Lúcio Mussi Junior[1]
Resumo
O presente artigo traz um estudo sobre o “Determinismo Social” bem como o questionamento sobre até que ponto, na prática, os brasileiros nascem com os mesmos direitos. Observando o contraste entre as possibilidades oferecidas às pessoas nascidas em diferentes classes sociais e diferentes localidades, nota-se o quanto a maioria dos jovens acabam impelidos a manterem quando adultos as mesmas condições sociais em que foram criados. Percebeu-se que nossa legislação determina a igualdade de direitos para todos os indivíduos assim como garante às crianças e adolescentes uma série de direitos visando garantir-lhes o adequado desenvolvimento. Contudo, percebe-se que na prática os jovens das classes menos favorecidas crescem em condições precárias que acabam, em boa parte dos casos, por condená-los a uma vida de miséria ou mesmo atirá-los na criminalidade. Para constituição do presente trabalho valeu-se do método de revisão bibliográfica à luz de teóricos como Blackburn (1992), Macedo (2010), Petrin (2014), Silva e Sousa (2012), entre outros.

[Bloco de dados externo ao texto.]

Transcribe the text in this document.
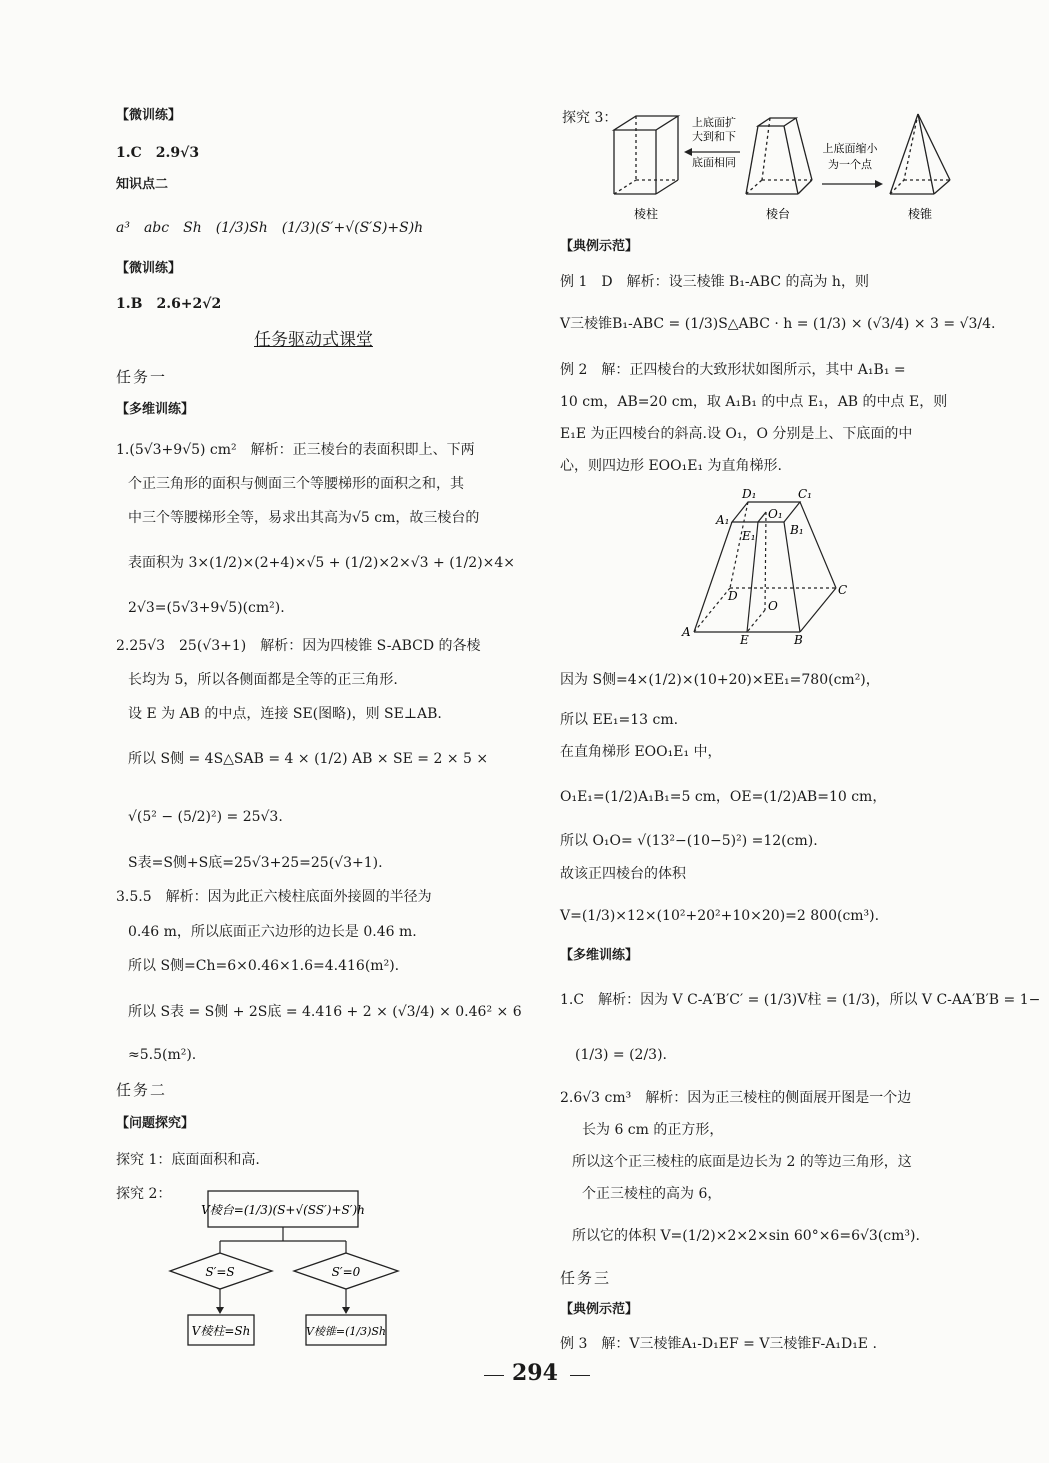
【微训练】
1.C　2.9√3
知识点二
a³　abc　Sh　(1/3)Sh　(1/3)(S′+√(S′S)+S)h
【微训练】
1.B　2.6+2√2
任务驱动式课堂
任务一
【多维训练】
1.(5√3+9√5) cm²　解析：正三棱台的表面积即上、下两
个正三角形的面积与侧面三个等腰梯形的面积之和，其
中三个等腰梯形全等，易求出其高为√5 cm，故三棱台的
表面积为 3×(1/2)×(2+4)×√5 + (1/2)×2×√3 + (1/2)×4×
2√3=(5√3+9√5)(cm²).
2.25√3　25(√3+1)　解析：因为四棱锥 S-ABCD 的各棱
长均为 5，所以各侧面都是全等的正三角形.
设 E 为 AB 的中点，连接 SE(图略)，则 SE⊥AB.
所以 S侧 = 4S△SAB = 4 × (1/2) AB × SE = 2 × 5 ×
√(5² − (5/2)²) = 25√3.
S表=S侧+S底=25√3+25=25(√3+1).
3.5.5　解析：因为此正六棱柱底面外接圆的半径为
0.46 m，所以底面正六边形的边长是 0.46 m.
所以 S侧=Ch=6×0.46×1.6=4.416(m²).
所以 S表 = S侧 + 2S底 = 4.416 + 2 × (√3/4) × 0.46² × 6
≈5.5(m²).
任务二
【问题探究】
探究 1：底面面积和高.
探究 2：
V棱台=(1/3)(S+√(SS′)+S′)h
S′=S	S′=0
V棱柱=Sh	V棱锥=(1/3)Sh
探究 3：	上底面扩
大到和下
底面相同
上底面缩小
为一个点
棱柱	棱台	棱锥
【典例示范】
例 1　D　解析：设三棱锥 B₁-ABC 的高为 h，则
V三棱锥B₁-ABC = (1/3)S△ABC · h = (1/3) × (√3/4) × 3 = √3/4.
例 2　解：正四棱台的大致形状如图所示，其中 A₁B₁ =
10 cm，AB=20 cm，取 A₁B₁ 的中点 E₁，AB 的中点 E，则
E₁E 为正四棱台的斜高.设 O₁，O 分别是上、下底面的中
心，则四边形 EOO₁E₁ 为直角梯形.
D₁	C₁
A₁	O₁
B₁
E₁
D
O
C
A
E	B
因为 S侧=4×(1/2)×(10+20)×EE₁=780(cm²)，
所以 EE₁=13 cm.
在直角梯形 EOO₁E₁ 中，
O₁E₁=(1/2)A₁B₁=5 cm，OE=(1/2)AB=10 cm，
所以 O₁O= √(13²−(10−5)²) =12(cm).
故该正四棱台的体积
V=(1/3)×12×(10²+20²+10×20)=2 800(cm³).
【多维训练】
1.C　解析：因为 V C-A′B′C′ = (1/3)V柱 = (1/3)，所以 V C-AA′B′B = 1−
(1/3) = (2/3).
2.6√3 cm³　解析：因为正三棱柱的侧面展开图是一个边
长为 6 cm 的正方形，
所以这个正三棱柱的底面是边长为 2 的等边三角形，这
个正三棱柱的高为 6，
所以它的体积 V=(1/2)×2×2×sin 60°×6=6√3(cm³).
任务三
【典例示范】
例 3　解：V三棱锥A₁-D₁EF = V三棱锥F-A₁D₁E .
294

Palavras-chave: Determinismo Social. Oportunidades. Igualdade de Direitos.
Abstract
This article presents a study on "Social Determinism" as well as the questioning of the extent to which, in practice, Brazilians are born with the same rights. Observing the contrast between the possibilities offered to people born in different social classes and different localities, one notices how much the majority of young people impelled to maintain as adults the same social conditions in which they were created. It was realized that our legislation determines equal rights for all individuals as well as guarantees to children and adolescents a series of rights aimed at ensuring their adequate development. However, it can be seen that in practice the young people of the less favored classes grow up in precarious conditions that end up, in most cases, by condemning them to a life of misery or even throwing them into crime. For the constitution of the present work, it was used the method of bibliographical revision in the light of the theorists like Blackburn (1992), Macedo (2010), Petrin (2014), Silva and Sousa (2012), among others.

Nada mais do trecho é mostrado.